Même dans la sphère du quotidien, mes rapports avec l'autre impliquent une référence philosophique inconsciente. Dans le vestiaire d'un club sportif, nous étions témoin de l'indignation générale à cause d'un portefeuille dérobé. Pourtant, les mêmes protestataires n'auraient pas blâmé le chat ayant chapardé le bifteck des convives. Implicitement, ils pensent donc que l'homme est libre, donc responsable, alors que chat ne l'est pas. Mais cette idée de liberté est une notion philosophique ; elle est loin de couler de source. Certains, excusaient partiellement le coupable à cause de son extrême jeunesse ; d'autres non. On aurait bien étonné les plus sévères en leur révélant, qu'au fond, ils pensaient avec Descartes que la liberté est infinie et la responsabilité totale.

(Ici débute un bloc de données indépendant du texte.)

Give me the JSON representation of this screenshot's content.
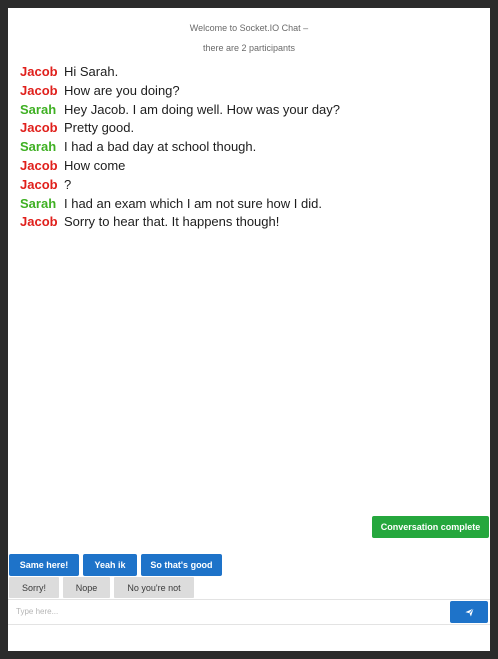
{
  "header": {
    "line1": "Welcome to Socket.IO Chat –",
    "line2": "there are 2 participants"
  },
  "messages": [
    {
      "sender": "Jacob",
      "text": "Hi Sarah."
    },
    {
      "sender": "Jacob",
      "text": "How are you doing?"
    },
    {
      "sender": "Sarah",
      "text": "Hey Jacob. I am doing well. How was your day?"
    },
    {
      "sender": "Jacob",
      "text": "Pretty good."
    },
    {
      "sender": "Sarah",
      "text": "I had a bad day at school though."
    },
    {
      "sender": "Jacob",
      "text": "How come"
    },
    {
      "sender": "Jacob",
      "text": "?"
    },
    {
      "sender": "Sarah",
      "text": "I had an exam which I am not sure how I did."
    },
    {
      "sender": "Jacob",
      "text": "Sorry to hear that. It happens though!"
    }
  ],
  "colors": {
    "jacob": "#e0201c",
    "sarah": "#3fb023",
    "primary_button": "#1e73c9",
    "complete_button": "#25a73d"
  },
  "actions": {
    "complete_label": "Conversation complete"
  },
  "suggestions": [
    "Same here!",
    "Yeah ik",
    "So that's good"
  ],
  "quick_replies": [
    "Sorry!",
    "Nope",
    "No you're not"
  ],
  "composer": {
    "placeholder": "Type here...",
    "send_icon": "send-icon"
  }
}
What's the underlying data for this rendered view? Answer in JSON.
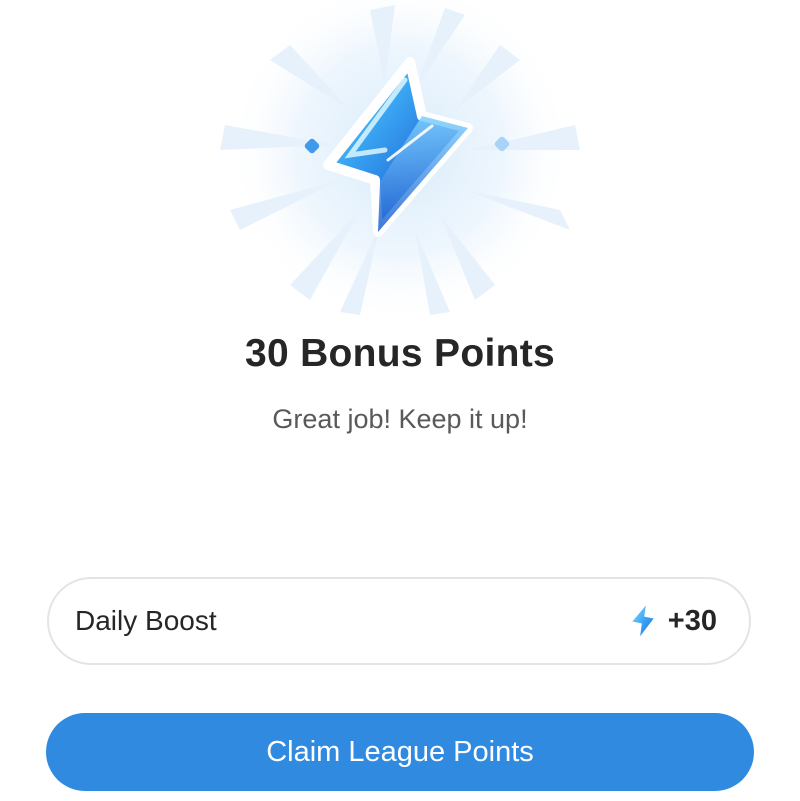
{
  "reward": {
    "title": "30 Bonus Points",
    "subtitle": "Great job! Keep it up!",
    "icon": "lightning-bolt-icon"
  },
  "boost_item": {
    "label": "Daily Boost",
    "icon": "lightning-bolt-icon",
    "value": "+30"
  },
  "cta": {
    "label": "Claim League Points"
  },
  "colors": {
    "accent": "#2f8ae0",
    "bolt_light": "#8fd8ff",
    "bolt_dark": "#1f63d6",
    "text_primary": "#262626",
    "text_secondary": "#595959",
    "card_border": "#e4e4e4"
  }
}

Les autres, plus indulgents, aurait été également surpris de se retrouver en compagnie de Malebranche pour qui la liberté, et par conséquent la responsabilité, sont susceptibles de degrés. Quant à ceux qui exonéraient l'auteur du larcin de toute culpabilité, à cause de ses carences éducatives, ils retrouvaient par là même, sans le savoir, l'intuition socratique qui devait se perpétuer de siècles en siècles : nul n'est méchant volontairement et la faute se réduit à une erreur.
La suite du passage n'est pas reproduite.